Do you know the origins of “Trick or Treating”? It comes from the Celtic Festival of Samhain where huge bonfires were lit to guide the way of the spirits. Worshipers offered sacrifices and left out food for the spirits, hoping that a "treat" would prevent an evil "trick." Centuries later, descendants of the Celts continued to observe the Samhain festival by dressing as evil spirits. Donned in their costumes they roamed from house to house demanding food for the "spirits" to prevent the home from being harmed. People would put out hollowed turnips lit with candles and carved with demon faces to keep their places safe. Any of this sound familiar?
I hear the objections that this is not is what meant today – so what is your meaning? If we take these words at face value, our “Trick or Treat” greeting is saying either give me some treat or I will pull some trick on you. I realize that rarely is this threat carried out, but what are we teaching with such a greeting? Is it something worthy of praise?

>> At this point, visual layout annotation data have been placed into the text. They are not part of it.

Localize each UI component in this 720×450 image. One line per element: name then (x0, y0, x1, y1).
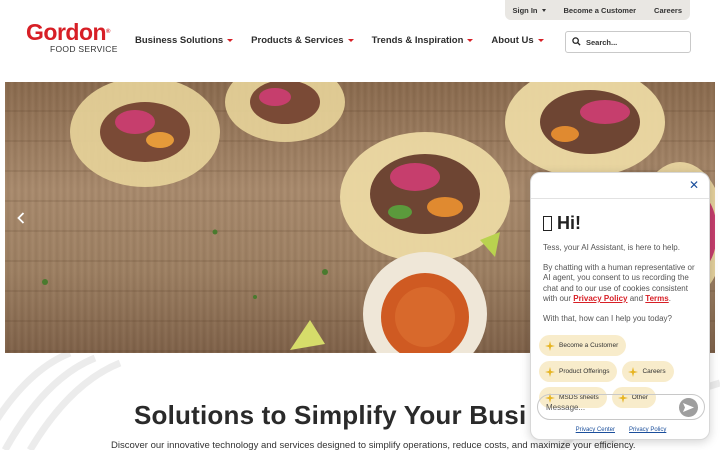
main-nav: Business Solutions Products & Services T… (135, 35, 544, 46)
nav-business-solutions[interactable]: Business Solutions (135, 35, 234, 46)
nav-trends-inspiration[interactable]: Trends & Inspiration (372, 35, 474, 46)
chat-message-input[interactable] (546, 402, 674, 412)
caret-down-icon (227, 39, 234, 42)
chevron-left-icon (17, 212, 25, 224)
caret-down-icon (541, 8, 546, 12)
chat-intro: Tess, your AI Assistant, is here to help… (543, 243, 680, 252)
gordon-logo[interactable]: Gordon® FOOD SERVICE (26, 20, 122, 56)
send-button[interactable] (679, 398, 698, 417)
terms-link[interactable]: Terms (645, 294, 668, 303)
chat-body: Hi! Tess, your AI Assistant, is here to … (531, 199, 709, 408)
logo-registered-mark: ® (106, 29, 110, 35)
sparkle-icon (545, 366, 555, 377)
become-customer-link[interactable]: Become a Customer (564, 6, 637, 15)
nav-about-us[interactable]: About Us (491, 35, 544, 46)
consent-suffix: . (668, 294, 671, 303)
logo-brand: Gordon (26, 19, 107, 45)
chip-product-offerings[interactable]: Product Offerings (539, 361, 618, 382)
nav-products-services[interactable]: Products & Services (251, 35, 354, 46)
chat-message-box (537, 394, 705, 420)
chat-greeting-text: Hi! (557, 213, 581, 233)
consent-and: and (627, 294, 646, 303)
logo-tagline: FOOD SERVICE (50, 44, 118, 54)
careers-link[interactable]: Careers (654, 6, 682, 15)
send-arrow-icon (683, 403, 694, 412)
close-icon[interactable]: ✕ (689, 179, 699, 191)
chat-prompt: With that, how can I help you today? (543, 313, 672, 323)
sign-in-link[interactable]: Sign In (513, 6, 546, 15)
chat-header: ✕ (531, 173, 709, 199)
nav-label: Trends & Inspiration (371, 35, 464, 46)
sign-in-label: Sign In (512, 5, 538, 15)
nav-label: Business Solutions (135, 35, 224, 46)
sparkle-icon (545, 340, 555, 351)
chip-careers[interactable]: Careers (622, 361, 674, 382)
chat-footer: Privacy Center Privacy Policy (531, 427, 709, 433)
privacy-center-link[interactable]: Privacy Center (576, 427, 615, 433)
chip-label: Product Offerings (559, 368, 610, 375)
footer-privacy-policy-link[interactable]: Privacy Policy (629, 427, 666, 433)
page-headline: Solutions to Simplify Your Busi (134, 400, 527, 430)
chip-become-customer[interactable]: Become a Customer (539, 335, 627, 356)
sparkle-icon (628, 366, 639, 377)
utility-nav: Sign In Become a Customer Careers (504, 0, 690, 20)
page: Sign In Become a Customer Careers Gordon… (0, 0, 720, 450)
chat-greeting: Hi! (543, 213, 697, 234)
hero-previous-button[interactable] (14, 209, 28, 227)
caret-down-icon (347, 39, 354, 42)
chat-consent: By chatting with a human representative … (543, 263, 697, 305)
chip-label: Careers (642, 368, 666, 375)
search-box (565, 31, 691, 53)
caret-down-icon (537, 39, 544, 42)
page-subline: Discover our innovative technology and s… (111, 440, 636, 450)
nav-label: About Us (491, 35, 534, 46)
chat-widget: ✕ Hi! Tess, your AI Assistant, is here t… (530, 172, 710, 440)
privacy-policy-link[interactable]: Privacy Policy (573, 294, 627, 303)
nav-label: Products & Services (251, 35, 344, 46)
missing-glyph-icon (543, 216, 552, 231)
search-icon[interactable] (572, 33, 581, 51)
chip-label: Become a Customer (559, 342, 619, 349)
search-input[interactable] (586, 37, 682, 47)
caret-down-icon (467, 39, 474, 42)
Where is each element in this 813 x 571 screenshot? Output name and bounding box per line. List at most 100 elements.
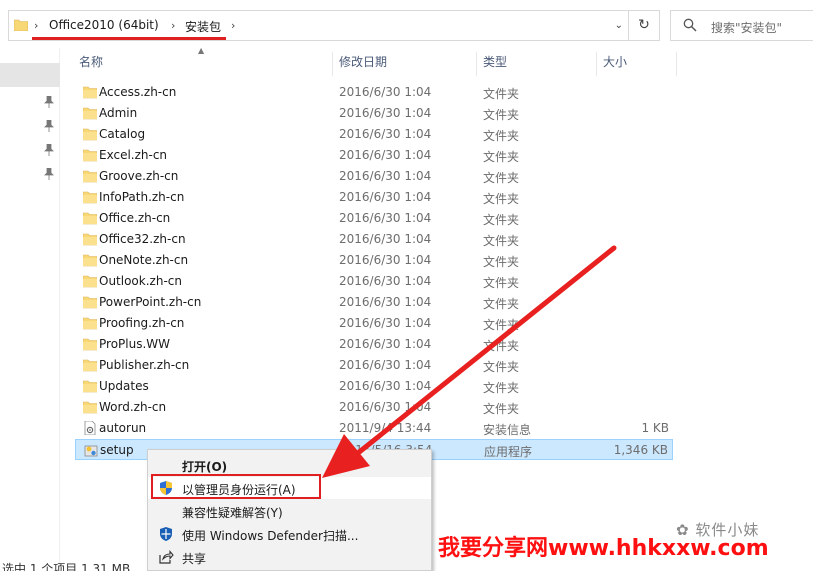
file-name: ProPlus.WW [99,337,171,351]
file-name: setup [100,443,134,457]
file-name: Groove.zh-cn [99,169,179,183]
folder-icon [14,19,28,31]
file-date: 2016/6/30 1:04 [339,358,432,372]
file-type: 文件夹 [483,276,520,290]
menu-item-share[interactable]: 共享 [148,546,431,568]
file-type: 文件夹 [483,129,520,143]
folder-icon [82,106,98,120]
file-name: Office32.zh-cn [99,232,186,246]
file-row[interactable]: Outlook.zh-cn 2016/6/30 1:04 文件夹 [75,271,673,292]
file-type: 文件夹 [483,360,520,374]
file-date: 2016/6/30 1:04 [339,85,432,99]
file-type: 安装信息 [483,423,532,437]
file-date: 2016/6/30 1:04 [339,232,432,246]
file-row[interactable]: Office.zh-cn 2016/6/30 1:04 文件夹 [75,208,673,229]
file-name: Office.zh-cn [99,211,171,225]
file-date: 2016/6/30 1:04 [339,106,432,120]
file-row[interactable]: Office32.zh-cn 2016/6/30 1:04 文件夹 [75,229,673,250]
file-date: 2016/6/30 1:04 [339,295,432,309]
file-type: 应用程序 [484,445,533,459]
file-row[interactable]: Access.zh-cn 2016/6/30 1:04 文件夹 [75,82,673,103]
file-row[interactable]: Catalog 2016/6/30 1:04 文件夹 [75,124,673,145]
file-type: 文件夹 [483,339,520,353]
search-box[interactable]: 搜索"安装包" [670,10,813,41]
settings-file-icon [83,420,97,436]
navigation-pane[interactable] [0,48,60,571]
pin-icon[interactable] [44,144,54,156]
column-header-size[interactable]: 大小 [597,52,677,76]
file-type: 文件夹 [483,381,520,395]
folder-icon [82,337,98,351]
file-row[interactable]: PowerPoint.zh-cn 2016/6/30 1:04 文件夹 [75,292,673,313]
file-row[interactable]: autorun 2011/9/4 13:44 安装信息 1 KB [75,418,673,439]
history-dropdown-icon[interactable]: ⌄ [615,20,623,31]
file-date: 2016/6/30 1:04 [339,169,432,183]
file-type: 文件夹 [483,108,520,122]
file-name: Access.zh-cn [99,85,177,99]
file-type: 文件夹 [483,318,520,332]
file-date: 2016/6/30 1:04 [339,127,432,141]
breadcrumb-item-office2010[interactable]: Office2010 (64bit) [49,18,159,32]
search-placeholder: 搜索"安装包" [711,21,783,35]
annotation-highlight-box [151,474,321,499]
file-row[interactable]: Publisher.zh-cn 2016/6/30 1:04 文件夹 [75,355,673,376]
menu-item-compatibility[interactable]: 兼容性疑难解答(Y) [148,500,431,522]
file-name: Outlook.zh-cn [99,274,182,288]
pin-icon[interactable] [44,120,54,132]
file-date: 2016/6/30 1:04 [339,337,432,351]
file-date: 2016/6/30 1:04 [339,148,432,162]
file-date: 2011/9/4 13:44 [339,421,432,435]
folder-icon [82,316,98,330]
folder-icon [82,190,98,204]
pin-icon[interactable] [44,168,54,180]
refresh-button[interactable]: ↻ [628,11,659,40]
file-type: 文件夹 [483,213,520,227]
file-date: 2016/6/30 1:04 [339,274,432,288]
file-row[interactable]: ProPlus.WW 2016/6/30 1:04 文件夹 [75,334,673,355]
file-row[interactable]: Updates 2016/6/30 1:04 文件夹 [75,376,673,397]
file-row[interactable]: OneNote.zh-cn 2016/6/30 1:04 文件夹 [75,250,673,271]
file-name: InfoPath.zh-cn [99,190,185,204]
menu-item-defender-scan[interactable]: 使用 Windows Defender扫描... [148,523,431,545]
file-name: Word.zh-cn [99,400,167,414]
file-size: 1 KB [641,421,669,435]
menu-item-open[interactable]: 打开(O) [148,454,431,476]
folder-icon [82,400,98,414]
file-row[interactable]: Word.zh-cn 2016/6/30 1:04 文件夹 [75,397,673,418]
breadcrumb-item-installer[interactable]: 安装包 [185,18,221,35]
file-row[interactable]: Excel.zh-cn 2016/6/30 1:04 文件夹 [75,145,673,166]
defender-shield-icon [160,527,172,541]
file-size: 1,346 KB [613,443,668,457]
breadcrumb-separator: › [231,19,236,32]
file-type: 文件夹 [483,87,520,101]
status-bar-text: 选中 1 个项目 1.31 MB [2,562,131,571]
pin-icon[interactable] [44,96,54,108]
folder-icon [82,211,98,225]
file-date: 2016/6/30 1:04 [339,253,432,267]
file-row[interactable]: Groove.zh-cn 2016/6/30 1:04 文件夹 [75,166,673,187]
file-date: 2016/6/30 1:04 [339,400,432,414]
file-row[interactable]: Proofing.zh-cn 2016/6/30 1:04 文件夹 [75,313,673,334]
nav-selected-item[interactable] [0,63,60,87]
file-date: 2016/6/30 1:04 [339,190,432,204]
column-header-type[interactable]: 类型 [477,52,597,76]
file-name: autorun [99,421,147,435]
share-icon [159,550,174,564]
column-header-name[interactable]: 名称 [73,52,333,76]
file-row[interactable]: Admin 2016/6/30 1:04 文件夹 [75,103,673,124]
file-type: 文件夹 [483,402,520,416]
file-type: 文件夹 [483,255,520,269]
folder-icon [82,274,98,288]
file-date: 2016/6/30 1:04 [339,211,432,225]
search-icon [683,18,697,32]
breadcrumb-separator: › [171,19,176,32]
file-row[interactable]: InfoPath.zh-cn 2016/6/30 1:04 文件夹 [75,187,673,208]
setup-app-icon [84,443,98,457]
column-header-date[interactable]: 修改日期 [333,52,477,76]
file-name: Publisher.zh-cn [99,358,190,372]
folder-icon [82,232,98,246]
file-name: PowerPoint.zh-cn [99,295,202,309]
file-type: 文件夹 [483,150,520,164]
folder-icon [82,379,98,393]
file-name: OneNote.zh-cn [99,253,189,267]
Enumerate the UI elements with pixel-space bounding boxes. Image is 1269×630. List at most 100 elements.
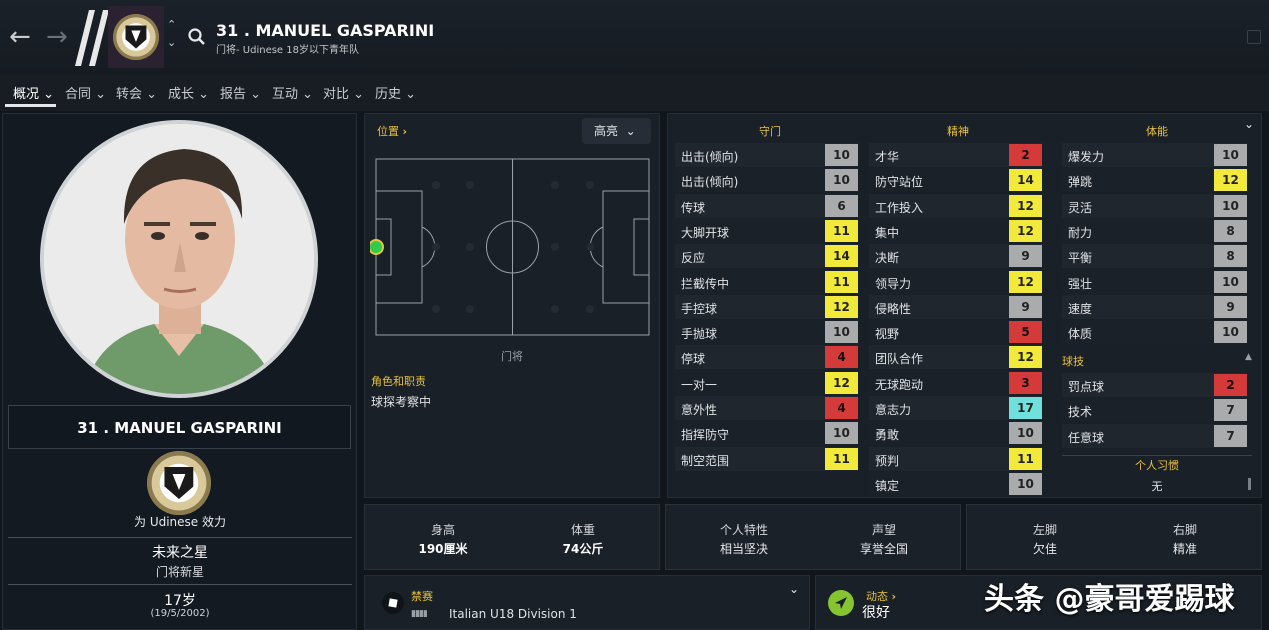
attribute-row[interactable]: 勇敢 10 <box>869 421 1042 446</box>
attribute-name: 耐力 <box>1068 225 1093 240</box>
scrollbar[interactable] <box>1248 478 1251 490</box>
arrow-right-icon[interactable]: → <box>46 22 68 52</box>
player-name-plate: 31 . MANUEL GASPARINI <box>8 405 351 449</box>
attribute-value: 3 <box>1009 371 1042 394</box>
attribute-row[interactable]: 爆发力 10 <box>1062 143 1247 167</box>
attribute-row[interactable]: 视野 5 <box>869 320 1042 345</box>
chevron-down-icon[interactable]: ⌄ <box>167 36 176 49</box>
collapse-icon[interactable]: ▲ <box>1245 352 1252 362</box>
role-title: 角色和职责 <box>371 375 426 388</box>
attribute-name: 意外性 <box>681 403 718 417</box>
attribute-value: 12 <box>1009 270 1042 293</box>
chevron-down-icon[interactable]: ⌄ <box>1244 117 1254 131</box>
club-crest-header[interactable] <box>108 6 164 68</box>
tab-reports[interactable]: 报告 ⌄ <box>220 83 261 102</box>
attribute-row[interactable]: 罚点球 2 <box>1062 373 1247 397</box>
plays-for-text: 为 Udinese 效力 <box>134 515 226 529</box>
attribute-value: 9 <box>1009 245 1042 268</box>
attribute-name: 手抛球 <box>681 327 718 342</box>
attribute-row[interactable]: 出击(倾向) 10 <box>675 143 858 167</box>
attribute-name: 传球 <box>681 200 706 215</box>
ban-title: 禁赛 <box>411 590 433 603</box>
personality-stat: 个人特性 相当坚决 <box>719 523 768 556</box>
attribute-row[interactable]: 体质 10 <box>1062 320 1247 345</box>
attribute-row[interactable]: 无球跑动 3 <box>869 370 1042 395</box>
attribute-row[interactable]: 大脚开球 11 <box>675 218 858 243</box>
height-stat: 身高 190厘米 <box>418 523 468 556</box>
attribute-row[interactable]: 团队合作 12 <box>869 345 1042 370</box>
tab-transfer[interactable]: 转会 ⌄ <box>116 83 157 102</box>
attribute-name: 任意球 <box>1068 430 1105 445</box>
attribute-row[interactable]: 任意球 7 <box>1062 423 1247 448</box>
attribute-row[interactable]: 拦截传中 11 <box>675 269 858 294</box>
window-control[interactable] <box>1247 30 1261 44</box>
attribute-row[interactable]: 防守站位 14 <box>869 168 1042 193</box>
position-link[interactable]: 位置 › <box>377 123 407 139</box>
tab-contract[interactable]: 合同 ⌄ <box>65 83 106 102</box>
attribute-row[interactable]: 出击(倾向) 10 <box>675 168 858 193</box>
attribute-name: 体质 <box>1068 327 1093 342</box>
attribute-row[interactable]: 一对一 12 <box>675 370 858 395</box>
attribute-row[interactable]: 制空范围 11 <box>675 446 858 471</box>
attribute-row[interactable]: 意志力 17 <box>869 396 1042 420</box>
attribute-value: 7 <box>1214 399 1247 422</box>
attribute-row[interactable]: 侵略性 9 <box>869 294 1042 319</box>
attribute-value: 2 <box>1009 144 1042 166</box>
attribute-row[interactable]: 指挥防守 10 <box>675 421 858 446</box>
chevron-down-icon[interactable]: ⌄ <box>789 582 799 596</box>
tab-overview[interactable]: 概况 ⌄ <box>13 83 54 102</box>
tab-compare[interactable]: 对比 ⌄ <box>323 83 364 102</box>
attribute-value: 12 <box>1214 169 1247 192</box>
attribute-value: 9 <box>1214 295 1247 318</box>
attribute-value: 10 <box>825 144 858 166</box>
attribute-row[interactable]: 技术 7 <box>1062 398 1247 423</box>
attribute-name: 勇敢 <box>875 428 900 443</box>
attribute-row[interactable]: 强壮 10 <box>1062 269 1247 294</box>
attribute-name: 一对一 <box>681 377 718 392</box>
arrow-left-icon[interactable]: ← <box>9 22 31 52</box>
player-age: 17岁 <box>164 593 196 609</box>
attribute-row[interactable]: 才华 2 <box>869 143 1042 167</box>
attribute-value: 8 <box>1214 219 1247 242</box>
attribute-row[interactable]: 停球 4 <box>675 345 858 370</box>
attribute-row[interactable]: 传球 6 <box>675 193 858 218</box>
attribute-row[interactable]: 领导力 12 <box>869 269 1042 294</box>
attribute-row[interactable]: 决断 9 <box>869 244 1042 269</box>
position-label: 门将 <box>501 350 523 363</box>
attribute-row[interactable]: 耐力 8 <box>1062 218 1247 243</box>
attribute-row[interactable]: 工作投入 12 <box>869 193 1042 218</box>
search-icon[interactable] <box>187 27 207 47</box>
attribute-value: 5 <box>1009 321 1042 344</box>
attribute-value: 12 <box>1009 219 1042 242</box>
attribute-row[interactable]: 灵活 10 <box>1062 193 1247 218</box>
udinese-crest-icon[interactable] <box>147 451 211 515</box>
morale-icon <box>828 590 854 616</box>
attribute-row[interactable]: 手控球 12 <box>675 294 858 319</box>
highlight-dropdown[interactable]: 高亮 ⌄ <box>582 118 651 144</box>
attribute-row[interactable]: 镇定 10 <box>869 471 1042 496</box>
attribute-row[interactable]: 集中 12 <box>869 218 1042 243</box>
attribute-row[interactable]: 速度 9 <box>1062 294 1247 319</box>
personality-info-box: 个人特性 相当坚决 声望 享誉全国 <box>665 504 961 570</box>
player-avatar <box>40 120 318 398</box>
attribute-row[interactable]: 预判 11 <box>869 446 1042 471</box>
tab-interaction[interactable]: 互动 ⌄ <box>272 83 313 102</box>
attribute-row[interactable]: 反应 14 <box>675 244 858 269</box>
ban-status-bars: ▮▮▮▮ <box>411 609 428 619</box>
attribute-name: 领导力 <box>875 276 912 291</box>
player-title: 31 . MANUEL GASPARINI <box>216 21 435 40</box>
tab-history[interactable]: 历史 ⌄ <box>375 83 416 102</box>
attribute-name: 拦截传中 <box>681 276 730 291</box>
divider <box>8 584 352 585</box>
attribute-row[interactable]: 平衡 8 <box>1062 244 1247 269</box>
tab-development[interactable]: 成长 ⌄ <box>168 83 209 102</box>
chevron-up-icon[interactable]: ⌃ <box>167 18 176 31</box>
attribute-row[interactable]: 意外性 4 <box>675 396 858 420</box>
attribute-row[interactable]: 弹跳 12 <box>1062 168 1247 193</box>
body-info-box: 身高 190厘米 体重 74公斤 <box>364 504 660 570</box>
attribute-value: 10 <box>1009 472 1042 495</box>
attribute-name: 团队合作 <box>875 352 924 367</box>
attribute-row[interactable]: 手抛球 10 <box>675 320 858 345</box>
attribute-name: 出击(倾向) <box>681 150 739 164</box>
attribute-value: 10 <box>825 169 858 192</box>
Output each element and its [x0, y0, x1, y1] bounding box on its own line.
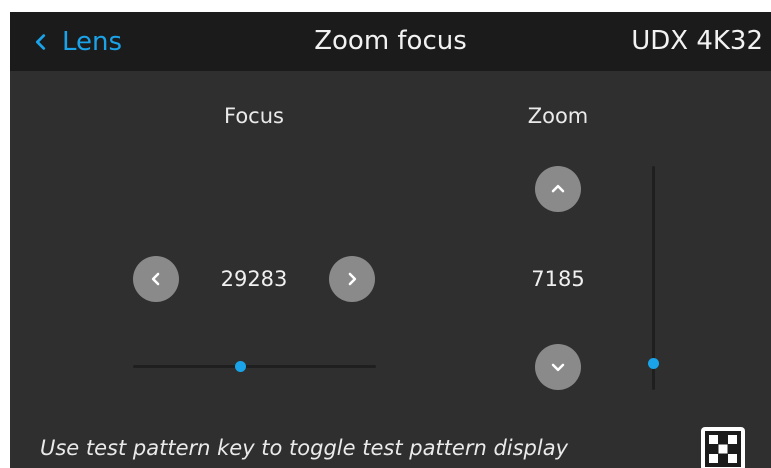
- zoom-label: Zoom: [527, 104, 589, 128]
- focus-value: 29283: [220, 267, 288, 291]
- chevron-left-icon: [151, 272, 160, 286]
- back-button[interactable]: Lens: [30, 12, 122, 71]
- zoom-value: 7185: [531, 267, 585, 291]
- focus-decrease-button[interactable]: [133, 256, 179, 302]
- test-pattern-icon[interactable]: [700, 426, 746, 468]
- header-bar: Lens Zoom focus UDX 4K32: [10, 12, 771, 71]
- zoom-slider[interactable]: [648, 166, 659, 390]
- focus-slider[interactable]: [133, 361, 376, 372]
- projector-model: UDX 4K32: [631, 26, 763, 56]
- chevron-right-icon: [348, 272, 357, 286]
- back-button-label: Lens: [62, 26, 123, 57]
- focus-increase-button[interactable]: [329, 256, 375, 302]
- zoom-focus-screen: Lens Zoom focus UDX 4K32 Focus 29283 Zoo…: [10, 12, 771, 468]
- focus-label: Focus: [224, 104, 284, 128]
- zoom-decrease-button[interactable]: [535, 344, 581, 390]
- chevron-up-icon: [551, 184, 565, 193]
- zoom-increase-button[interactable]: [535, 166, 581, 212]
- test-pattern-hint: Use test pattern key to toggle test patt…: [40, 436, 569, 460]
- chevron-down-icon: [551, 363, 565, 372]
- focus-slider-thumb[interactable]: [234, 361, 246, 372]
- chevron-left-icon: [35, 33, 46, 50]
- zoom-slider-thumb[interactable]: [648, 358, 659, 370]
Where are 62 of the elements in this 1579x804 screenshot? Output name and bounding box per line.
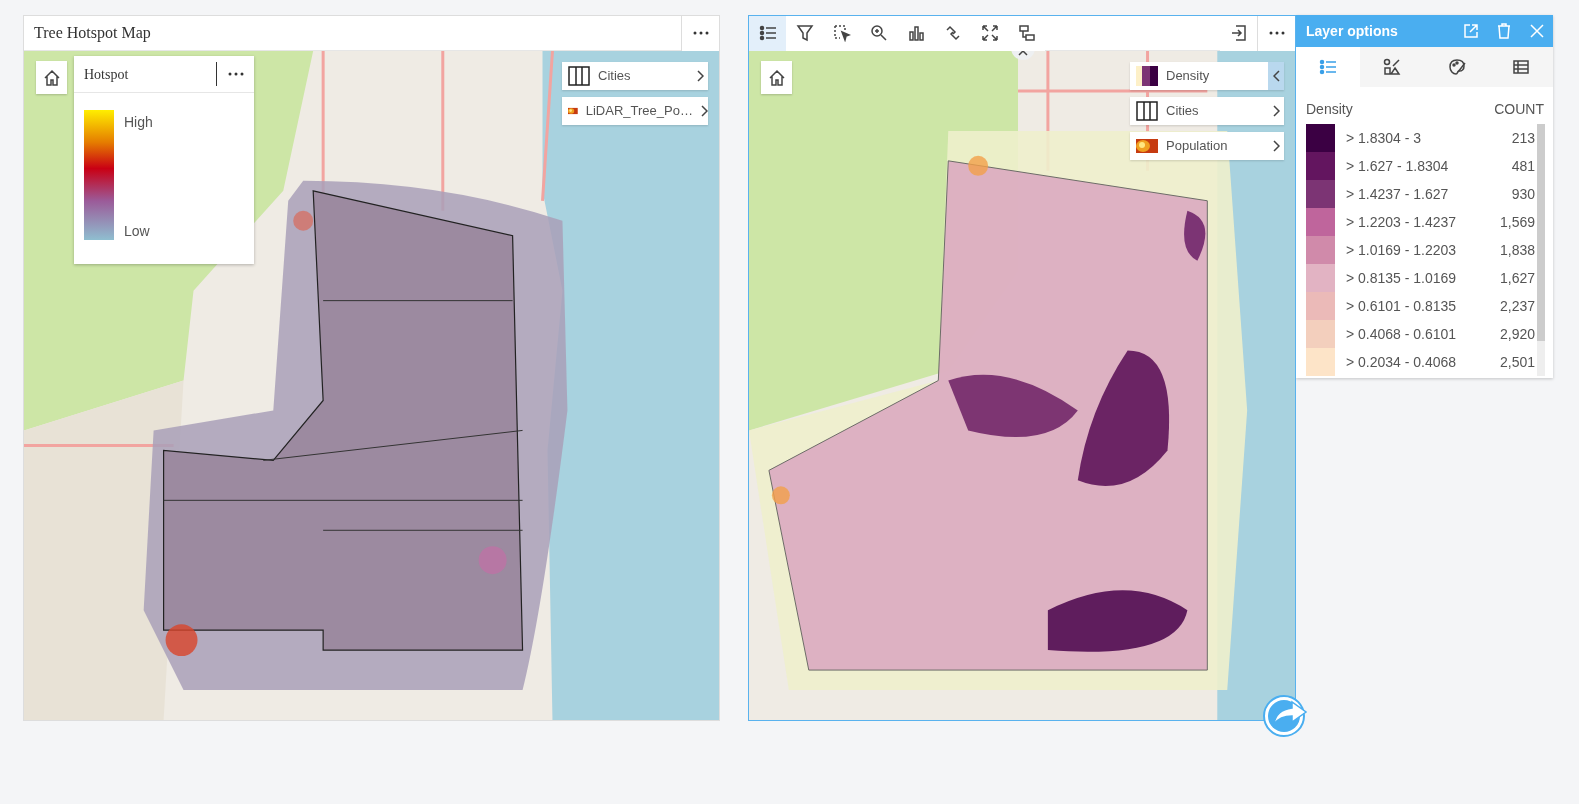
close-icon [1528,23,1545,39]
count-value: 1,627 [1498,268,1536,288]
list-icon [758,24,777,42]
home-button[interactable] [761,61,792,94]
trash-icon [1495,23,1512,39]
layer-chip[interactable]: Cities [1130,97,1284,125]
panel-tab[interactable] [1360,47,1425,87]
count-value: 2,237 [1498,296,1536,316]
range-label: > 0.8135 - 1.0169 [1345,268,1458,288]
grid-swatch-icon [568,66,590,86]
column-heading: COUNT [1494,100,1544,119]
layer-chip[interactable]: LiDAR_Tree_Po… [562,97,708,125]
density-swatch-icon [1136,66,1158,86]
range-label: > 0.4068 - 0.6101 [1345,324,1458,344]
layer-chip[interactable]: Cities [562,62,708,90]
heat-swatch-icon [1136,139,1158,153]
chevron-icon [700,105,708,117]
bar-chart-icon [906,24,925,42]
more-icon [692,31,709,35]
panel-tab[interactable] [1488,47,1553,87]
count-value: 1,569 [1498,212,1536,232]
panel-title: Layer options [1306,21,1399,41]
range-label: > 1.2203 - 1.4237 [1345,212,1458,232]
count-value: 2,920 [1498,324,1536,344]
ramp-label: High [124,113,153,132]
more-icon [227,72,244,76]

Often “religious” groups have sought to have their cake and eat it too by offering alternatives. Yet, nearly always, candy remains the focus. So is the purpose of dressing up for fun, or is it a means to get candy? Is there something more can we do, can we find something that is praiseworthy?
In the past, our church has done a “Harvest Party”, an alternative activity for the children of our community. Typically, it features a fun, carnival type atmosphere that validates both the parent and child’s enjoyment to dress up while removing some of the baggage attached to the traditional celebrations. However, even this leaves me wondering if there is not something more that we can do.
Maybe we can start by refusing to speak of Halloween as a holiday. The origins of the word “holiday” is “holy-day” a religious festival, then later a day of recreation. The origins of Halloween is an “anti-holyday”. The reason most Christians pause at Halloween is that its origins reflect a darkness that does not glorify God. I fully recognize that the vast majority of people in our community celebrate something quite different, but it does not change the origins.
Second, do we always need an alternative? Can we not communicate what is good and right at all times? Is it good to participate in any activity that has the appearance of evil? How should we think or act? Listen to Paul’s words in Philippians 4:8, “Finally, brothers, whatever is true, whatever is noble, whatever is right, whatever is pure, whatever is lovely, whatever is admirable--if anything is excellent or praiseworthy--think about such things.”
Can we celebrate the creativity expressed in costumes and the fun of dressing up without the association with what is evil? If so, why should we succumb to the pressures to do it only at Halloween? My hope is that whatever you decide to do this Halloween that you will ask yourself if it is praiseworthy – think about such things.